Près de Bab Zuweila, une des portes médiévales du Caire, Magdy et Asma se reposent devant un magasin vide, en partageant falafel et morceaux de pain en guise de petit-déjeuner. Le couple, marié depuis 50 ans, devient lyrique à l’évocation des années Moubarak, synonymes de sécurité et de quiétude. Un groupe de jeunes hommes dans une boucherie attenante partage leur nostalgie.

« Au moins, nous savions qui était le diable », explique Mostafa, 18 ans.
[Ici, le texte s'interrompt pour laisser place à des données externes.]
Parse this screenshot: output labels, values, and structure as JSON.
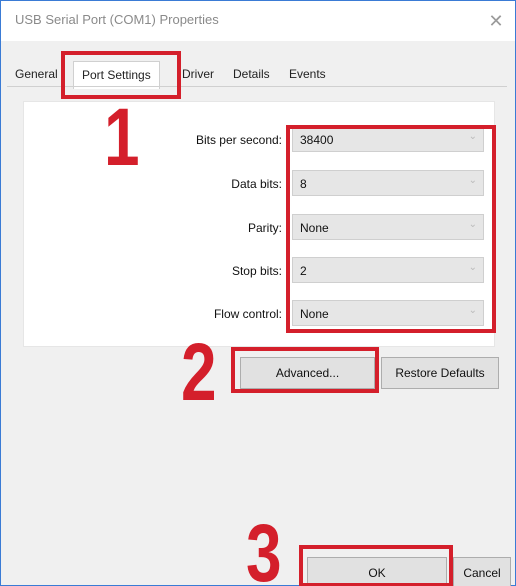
{
  "window": {
    "title": "USB Serial Port (COM1) Properties"
  },
  "tabs": [
    {
      "label": "General"
    },
    {
      "label": "Port Settings",
      "active": true
    },
    {
      "label": "Driver"
    },
    {
      "label": "Details"
    },
    {
      "label": "Events"
    }
  ],
  "settings": [
    {
      "label": "Bits per second:",
      "value": "38400"
    },
    {
      "label": "Data bits:",
      "value": "8"
    },
    {
      "label": "Parity:",
      "value": "None"
    },
    {
      "label": "Stop bits:",
      "value": "2"
    },
    {
      "label": "Flow control:",
      "value": "None"
    }
  ],
  "buttons": {
    "advanced": "Advanced...",
    "restore_defaults": "Restore Defaults",
    "ok": "OK",
    "cancel": "Cancel"
  },
  "annotations": {
    "step1": "1",
    "step2": "2",
    "step3": "3",
    "color": "#d41f2b"
  },
  "icons": {
    "close": "close-icon",
    "dropdown": "chevron-down-icon"
  }
}
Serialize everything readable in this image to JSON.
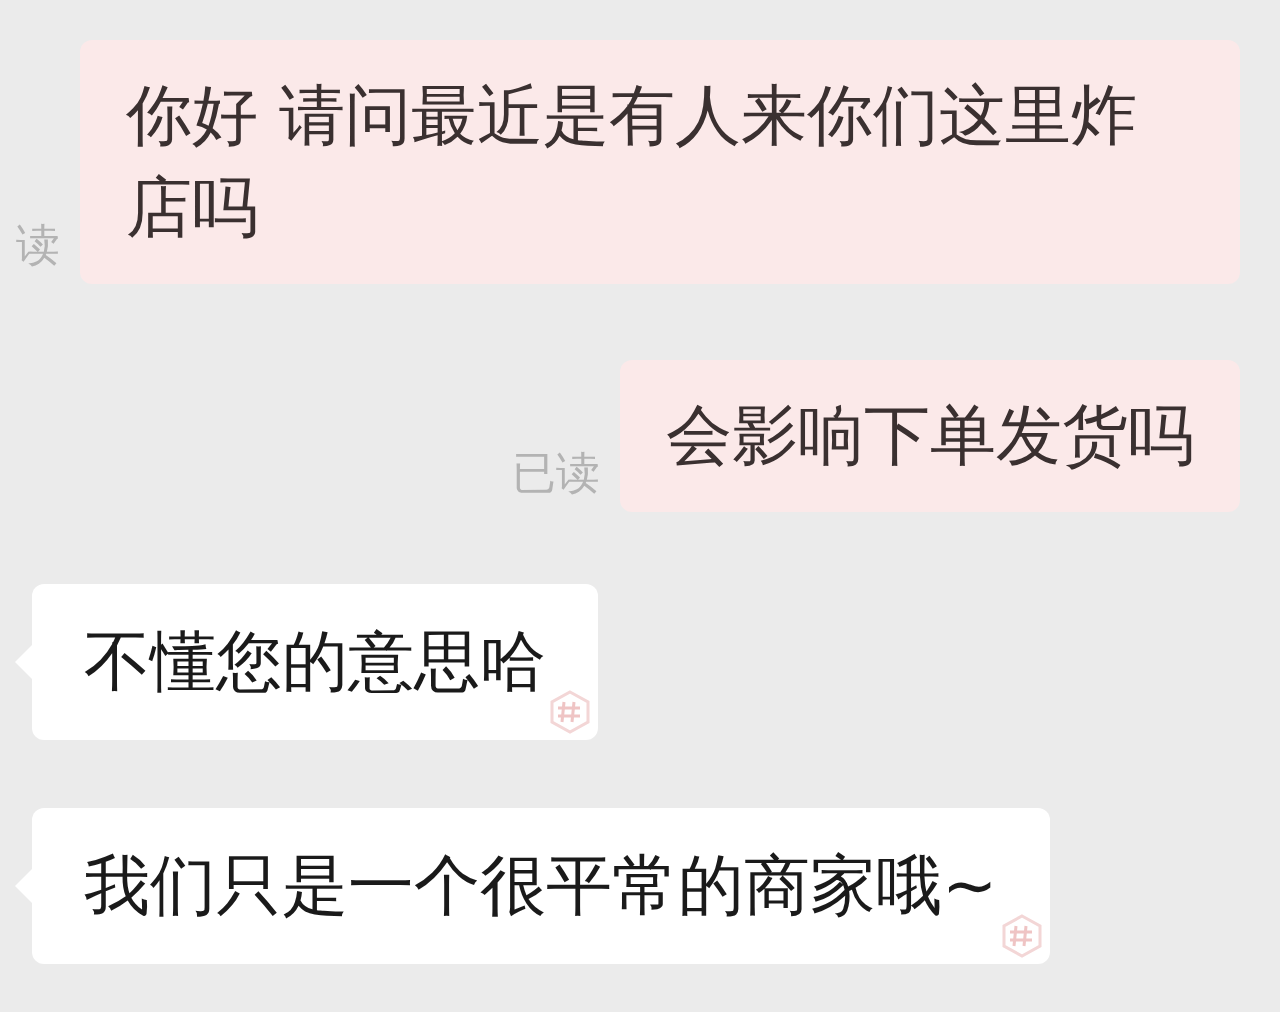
{
  "messages": [
    {
      "kind": "sent",
      "text": "你好 请问最近是有人来你们这里炸店吗",
      "receipt": "读"
    },
    {
      "kind": "sent",
      "text": "会影响下单发货吗",
      "receipt": "已读"
    },
    {
      "kind": "received",
      "text": "不懂您的意思哈"
    },
    {
      "kind": "received",
      "text": "我们只是一个很平常的商家哦~"
    }
  ]
}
Il affirme avoir pris part aux « événements » – 18 jours tendus sur la place Tahrir –, mais, depuis, il concentre tous ses efforts sur le travail. « Maintenant, chacun voit l’avenir s’assombrir », estime-t-il en découpant un morceau de viande. Il hausse les épaules quand je l’interroge sur une manifestation qui se déroule, non loin de là, pour dénoncer l’usage de la force par les militaires lors de la manifestation pacifique des Coptes dimanche 9 octobre. « Tous les vendredis, on manifeste ici ou là. Nous sommes des aveugles palabrant et tentant d’avancer dans l’obscurité. »

Une détresse économique visible

À quelques mètres, dans une rue adjacente, le bazar Khan El-Khalili offre une carte postale de la détresse économique égyptienne : des vendeurs frénétiques annoncent le prix de vente de leurs pyramides en plastique à 5 dollars américains, avant de rapidement le réduire à un dollar. Des jeunes garçons accourent vers des touristes en espérant leur vendre des paquets de mouchoirs.

« Dites-leur que l’Égypte est un beau pays »

Le dos courbé, Mohammed, 68 ans, avance au milieu d’un groupe d’une quinzaine d’Américains, reconnaissables à leurs appareils photos.

« Je ressens la souffrance de notre pays tous les jours. Pas de touristes, pas d’argent, rien », se plaint-il dans une triste litanie. « S’il vous plaît, dites à tout le monde combien l’Égypte est un beau pays. » Des gouttes de sueur coulent de ses sourcils alors qu’il s’adresse à la foule qui, pour l’essentiel, ne comprend pas l’arabe. Il les fixe droit dans les yeux en exigeant qu’ils prêtent attention. Il sait qu’ils n’ont rien compris. Peu importe, il veut juste être entendu.